Verhandlung vor dem EU-Gerichtshof Darf die EZB Staatsanleihen kaufen?

Frankfurt · Wieder einmal steht die Europäische Zentralbank (EZB) vor Gericht. Der EU-Gerichtshof hat am Dienstag über Maßnahmen der Notenbank gegen die Krise verhandelt. Es geht um ein Programm zum Kauf von Staatsanleihen, das nie zum Einsatz kam. Fragen und Antworten zum Themenkomplex:

Der EU-Gerichtshof verhandelt über die geplanten Anleihe-Käufe des EZB-Chefs Mario Draghi.

Der EU-Gerichtshof verhandelt über die geplanten Anleihe-Käufe des EZB-Chefs Mario Draghi.

Foto: dpa, brx cdt

Worum dreht sich das Luxemburger Verfahren?
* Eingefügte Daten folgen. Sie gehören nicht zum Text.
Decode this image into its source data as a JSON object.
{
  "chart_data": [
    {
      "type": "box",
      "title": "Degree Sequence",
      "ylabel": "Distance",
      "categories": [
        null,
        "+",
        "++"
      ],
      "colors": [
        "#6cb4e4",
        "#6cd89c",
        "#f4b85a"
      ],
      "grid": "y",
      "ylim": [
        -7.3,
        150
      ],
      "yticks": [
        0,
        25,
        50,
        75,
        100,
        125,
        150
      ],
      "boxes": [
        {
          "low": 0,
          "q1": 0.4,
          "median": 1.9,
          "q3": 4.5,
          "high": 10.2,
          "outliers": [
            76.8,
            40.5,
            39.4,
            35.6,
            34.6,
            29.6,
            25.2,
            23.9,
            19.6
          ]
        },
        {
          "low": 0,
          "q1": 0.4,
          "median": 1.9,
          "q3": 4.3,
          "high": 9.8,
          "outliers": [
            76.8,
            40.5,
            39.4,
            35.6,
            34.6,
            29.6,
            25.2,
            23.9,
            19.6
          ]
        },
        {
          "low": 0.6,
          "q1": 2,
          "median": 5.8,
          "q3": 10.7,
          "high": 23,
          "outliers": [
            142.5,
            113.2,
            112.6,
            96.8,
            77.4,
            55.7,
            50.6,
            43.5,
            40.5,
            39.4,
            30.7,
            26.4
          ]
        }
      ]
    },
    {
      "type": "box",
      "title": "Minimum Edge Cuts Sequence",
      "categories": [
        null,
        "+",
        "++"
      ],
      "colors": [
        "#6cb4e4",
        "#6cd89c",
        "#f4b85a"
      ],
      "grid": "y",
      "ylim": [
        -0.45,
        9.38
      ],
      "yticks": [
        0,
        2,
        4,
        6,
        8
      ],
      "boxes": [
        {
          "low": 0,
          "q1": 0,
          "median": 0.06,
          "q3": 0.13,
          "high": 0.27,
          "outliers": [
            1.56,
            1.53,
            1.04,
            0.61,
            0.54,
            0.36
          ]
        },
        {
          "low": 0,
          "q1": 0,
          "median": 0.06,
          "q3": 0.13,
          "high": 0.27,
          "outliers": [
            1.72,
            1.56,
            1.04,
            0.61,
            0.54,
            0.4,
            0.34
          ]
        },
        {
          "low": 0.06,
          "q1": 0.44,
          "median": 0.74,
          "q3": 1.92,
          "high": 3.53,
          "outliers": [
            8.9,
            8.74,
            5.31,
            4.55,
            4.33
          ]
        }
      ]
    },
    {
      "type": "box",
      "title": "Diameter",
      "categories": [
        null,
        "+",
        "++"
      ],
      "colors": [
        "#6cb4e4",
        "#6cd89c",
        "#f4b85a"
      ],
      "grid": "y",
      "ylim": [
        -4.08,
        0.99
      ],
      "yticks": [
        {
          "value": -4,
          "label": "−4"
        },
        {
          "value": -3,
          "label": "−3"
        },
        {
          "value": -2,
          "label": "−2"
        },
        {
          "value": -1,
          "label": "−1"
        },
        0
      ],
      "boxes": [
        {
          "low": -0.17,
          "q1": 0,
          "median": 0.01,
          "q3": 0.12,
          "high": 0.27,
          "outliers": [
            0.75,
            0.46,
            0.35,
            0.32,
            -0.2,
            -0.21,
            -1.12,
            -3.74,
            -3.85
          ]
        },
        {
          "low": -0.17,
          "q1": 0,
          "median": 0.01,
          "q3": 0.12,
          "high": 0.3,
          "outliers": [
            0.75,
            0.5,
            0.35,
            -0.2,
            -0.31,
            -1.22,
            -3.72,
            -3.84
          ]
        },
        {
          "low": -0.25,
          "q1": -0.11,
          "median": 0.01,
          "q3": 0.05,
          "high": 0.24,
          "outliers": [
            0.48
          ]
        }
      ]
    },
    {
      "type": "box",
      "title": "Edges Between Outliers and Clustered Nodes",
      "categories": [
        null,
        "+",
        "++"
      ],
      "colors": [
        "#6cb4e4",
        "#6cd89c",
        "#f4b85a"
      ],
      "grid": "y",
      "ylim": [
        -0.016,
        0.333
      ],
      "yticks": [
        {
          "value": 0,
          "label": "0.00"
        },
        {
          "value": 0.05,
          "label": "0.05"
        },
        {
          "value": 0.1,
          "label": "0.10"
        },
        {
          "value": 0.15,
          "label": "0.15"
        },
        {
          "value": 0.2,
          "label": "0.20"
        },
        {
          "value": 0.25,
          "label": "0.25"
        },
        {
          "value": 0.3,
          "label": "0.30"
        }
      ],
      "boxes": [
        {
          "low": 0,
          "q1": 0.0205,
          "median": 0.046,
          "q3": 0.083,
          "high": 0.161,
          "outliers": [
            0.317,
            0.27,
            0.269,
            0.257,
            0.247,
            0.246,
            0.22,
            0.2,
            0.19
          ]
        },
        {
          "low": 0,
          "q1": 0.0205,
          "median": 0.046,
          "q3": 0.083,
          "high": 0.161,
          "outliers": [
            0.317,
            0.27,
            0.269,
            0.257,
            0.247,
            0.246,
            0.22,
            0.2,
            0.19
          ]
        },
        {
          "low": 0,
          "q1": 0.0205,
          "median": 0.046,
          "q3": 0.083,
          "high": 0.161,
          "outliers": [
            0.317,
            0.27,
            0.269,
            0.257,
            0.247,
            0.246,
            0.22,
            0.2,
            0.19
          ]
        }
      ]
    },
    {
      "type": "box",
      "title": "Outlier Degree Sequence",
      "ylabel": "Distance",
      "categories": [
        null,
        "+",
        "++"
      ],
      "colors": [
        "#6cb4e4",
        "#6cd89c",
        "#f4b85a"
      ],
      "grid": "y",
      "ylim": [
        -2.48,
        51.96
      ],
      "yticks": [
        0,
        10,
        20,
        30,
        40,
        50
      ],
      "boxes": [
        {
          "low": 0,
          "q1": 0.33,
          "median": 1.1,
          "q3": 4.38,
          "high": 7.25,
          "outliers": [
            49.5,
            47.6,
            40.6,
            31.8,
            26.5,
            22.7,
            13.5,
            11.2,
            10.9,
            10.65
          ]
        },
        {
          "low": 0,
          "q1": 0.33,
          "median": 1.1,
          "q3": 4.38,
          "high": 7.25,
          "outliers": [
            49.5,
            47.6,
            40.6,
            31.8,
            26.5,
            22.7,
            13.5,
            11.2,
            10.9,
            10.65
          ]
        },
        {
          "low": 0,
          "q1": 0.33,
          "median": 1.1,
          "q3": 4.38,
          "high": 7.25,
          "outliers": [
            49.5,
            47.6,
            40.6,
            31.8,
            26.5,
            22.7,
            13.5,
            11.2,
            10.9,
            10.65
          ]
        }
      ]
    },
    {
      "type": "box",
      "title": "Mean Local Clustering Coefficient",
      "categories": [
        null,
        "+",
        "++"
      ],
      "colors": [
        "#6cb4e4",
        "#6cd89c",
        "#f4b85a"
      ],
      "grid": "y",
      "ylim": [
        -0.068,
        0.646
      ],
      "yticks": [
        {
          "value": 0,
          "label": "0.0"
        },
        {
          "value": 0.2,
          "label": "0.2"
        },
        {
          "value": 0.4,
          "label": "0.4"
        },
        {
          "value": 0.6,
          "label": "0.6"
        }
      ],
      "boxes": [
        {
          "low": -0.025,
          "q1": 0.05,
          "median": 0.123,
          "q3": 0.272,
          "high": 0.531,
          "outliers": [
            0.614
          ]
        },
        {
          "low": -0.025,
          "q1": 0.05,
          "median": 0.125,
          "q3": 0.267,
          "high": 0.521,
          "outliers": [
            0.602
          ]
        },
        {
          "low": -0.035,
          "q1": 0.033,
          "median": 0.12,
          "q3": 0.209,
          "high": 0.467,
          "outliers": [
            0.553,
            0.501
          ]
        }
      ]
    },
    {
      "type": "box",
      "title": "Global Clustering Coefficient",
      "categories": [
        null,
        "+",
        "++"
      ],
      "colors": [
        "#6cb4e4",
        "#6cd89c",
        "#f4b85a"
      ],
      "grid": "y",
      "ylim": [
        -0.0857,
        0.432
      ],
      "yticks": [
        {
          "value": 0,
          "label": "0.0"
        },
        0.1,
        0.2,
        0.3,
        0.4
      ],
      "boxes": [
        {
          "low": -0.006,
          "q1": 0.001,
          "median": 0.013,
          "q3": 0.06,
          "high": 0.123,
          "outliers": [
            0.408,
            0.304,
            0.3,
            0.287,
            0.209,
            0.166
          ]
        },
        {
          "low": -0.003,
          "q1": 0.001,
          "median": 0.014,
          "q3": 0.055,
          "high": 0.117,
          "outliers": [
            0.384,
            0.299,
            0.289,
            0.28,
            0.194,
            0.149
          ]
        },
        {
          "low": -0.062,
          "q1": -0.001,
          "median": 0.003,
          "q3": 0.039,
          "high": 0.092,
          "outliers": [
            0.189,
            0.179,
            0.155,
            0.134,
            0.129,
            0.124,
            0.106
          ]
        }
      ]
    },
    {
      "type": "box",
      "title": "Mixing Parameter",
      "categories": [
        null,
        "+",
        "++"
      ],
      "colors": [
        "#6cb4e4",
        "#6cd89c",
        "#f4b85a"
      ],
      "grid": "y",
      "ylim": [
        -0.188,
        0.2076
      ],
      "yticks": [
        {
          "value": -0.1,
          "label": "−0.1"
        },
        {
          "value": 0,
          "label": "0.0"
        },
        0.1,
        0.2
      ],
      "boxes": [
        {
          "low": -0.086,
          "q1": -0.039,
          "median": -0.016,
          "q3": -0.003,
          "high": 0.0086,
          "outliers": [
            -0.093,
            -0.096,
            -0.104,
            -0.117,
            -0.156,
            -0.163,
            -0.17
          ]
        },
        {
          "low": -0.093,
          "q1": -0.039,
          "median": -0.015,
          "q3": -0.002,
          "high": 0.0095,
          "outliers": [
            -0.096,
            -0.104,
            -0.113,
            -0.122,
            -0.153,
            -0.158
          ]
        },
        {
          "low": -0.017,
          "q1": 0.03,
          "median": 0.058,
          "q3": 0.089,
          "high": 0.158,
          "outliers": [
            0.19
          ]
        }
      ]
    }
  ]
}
Verhandelt wird über die Ankündigung der Europäischen Zentralbank (EZB) aus dem Sommer 2012, notfalls unbegrenzt Anleihen von Euro-Krisenstaaten zu kaufen. Das Bundesverfassungsgericht war im Februar 2014 zu dem Schluss gekommen, die EZB habe mit diesem sogenannten OMT-Programm ("Outright Monetary Transactions") ihre Kompetenzen überschritten: Die EZB dürfe nach den Europäischen Verträgen keine eigenständige Wirtschaftspolitik betreiben. Außerdem war das Verfassungsgericht der Meinung, der OMT-Beschluss verstoße gegen das Verbot einer Mitfinanzierung von Staatshaushalten. Die endgültige Entscheidung überließ Karlsruhe den Luxemburger Richtern.

Was genau ist das OMT-Programm?

Anfang September 2012 beschloss der EZB-Rat gegen den Widerstand von Bundesbank-Präsident Jens Weidmann, Euro-Krisenländern notfalls mit dem unbegrenzten Kauf von Staatsanleihen unter die Arme zu greifen.
Die Bedingungen: Die jeweiligen Staaten stellen zuvor einen Hilfsantrag beim Euro-Rettungsfonds und unterwerfen sich politischen Reformvorgaben. Erwerben wollte die EZB die Bonds auf dem Sekundärmarkt, also etwa von Banken, nicht direkt von den Staaten. Spanien, Italien, Portugal hätten von sinkenden Zinsen profitiert.

Welches Ziel verfolgte die EZB mit dieser Maßnahme?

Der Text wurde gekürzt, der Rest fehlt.